Jacko
- Author: Thomas Keneally
- Language: English
- Genre: Novel
- Publisher: Heinemann
- Publication date: 1993
- Publication place: Australia
- Media type: Print
- Pages: 316 pp.
- ISBN: 085561529X
- Preceded by: Woman of the Inner Sea
- Followed by: A River Town

= Jacko (novel) =

1993 novel by Australian author Thomas Keneally

Jacko is a 1993 novel by the Australian author Thomas Keneally.

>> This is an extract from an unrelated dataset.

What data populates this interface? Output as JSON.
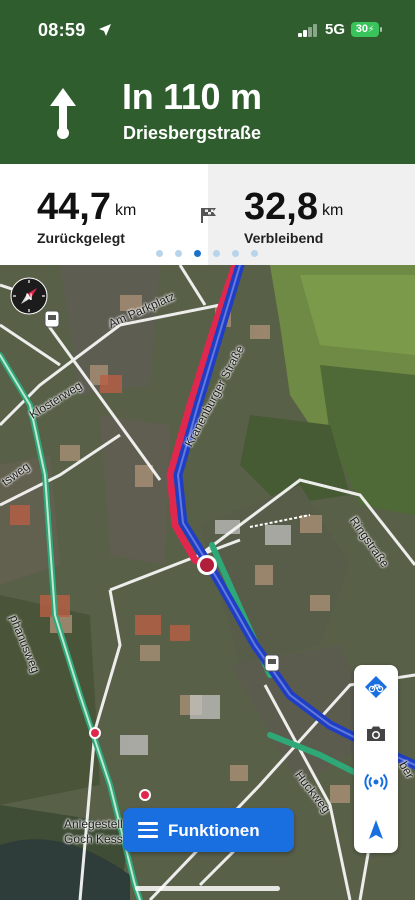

The novel is also known by the title Jacko: The Great Intruder.

==Synopsis==
The novel follows the life of Jacko Emptor, born into a cattle family from the Northern Territory. He is sent off to boarding school in Sydney where he is captivated by television and decides to seek a career in the medium. He travels to New York where he is employed as a journalist by an Australian media giant who has recently bought a US television network.

==Critical reception==
Writing in The Canberra Times reviewer Sheila Parsonson noted: "..Keneally divides his time between Australia and
America, and his entertaining observations of both cultures are reflected throughout Jacko, the story of an Australian boy from the bush who makes good in New York...Keneally mixes truth with fiction so smoothly that anything seems possible, and even the most unlikely stories are credible. In Jacko, the television journalist hero uncovers sordid stories that reflect the moral decay of America, and Keneally takes the opportunity to air his theories of America and Australia, particularly with regard to the role of television."

==Publishing history==

After the novel's initial publication in Australia by Heinemann in 1993, it was reprinted as follows:

- Mandarin, Australia, 1994
- Hodder and Stoughton, UK, 1994 (with alternate title)
- Sceptre, UK, 1995

The novel was also translated into Hungarian in 1997.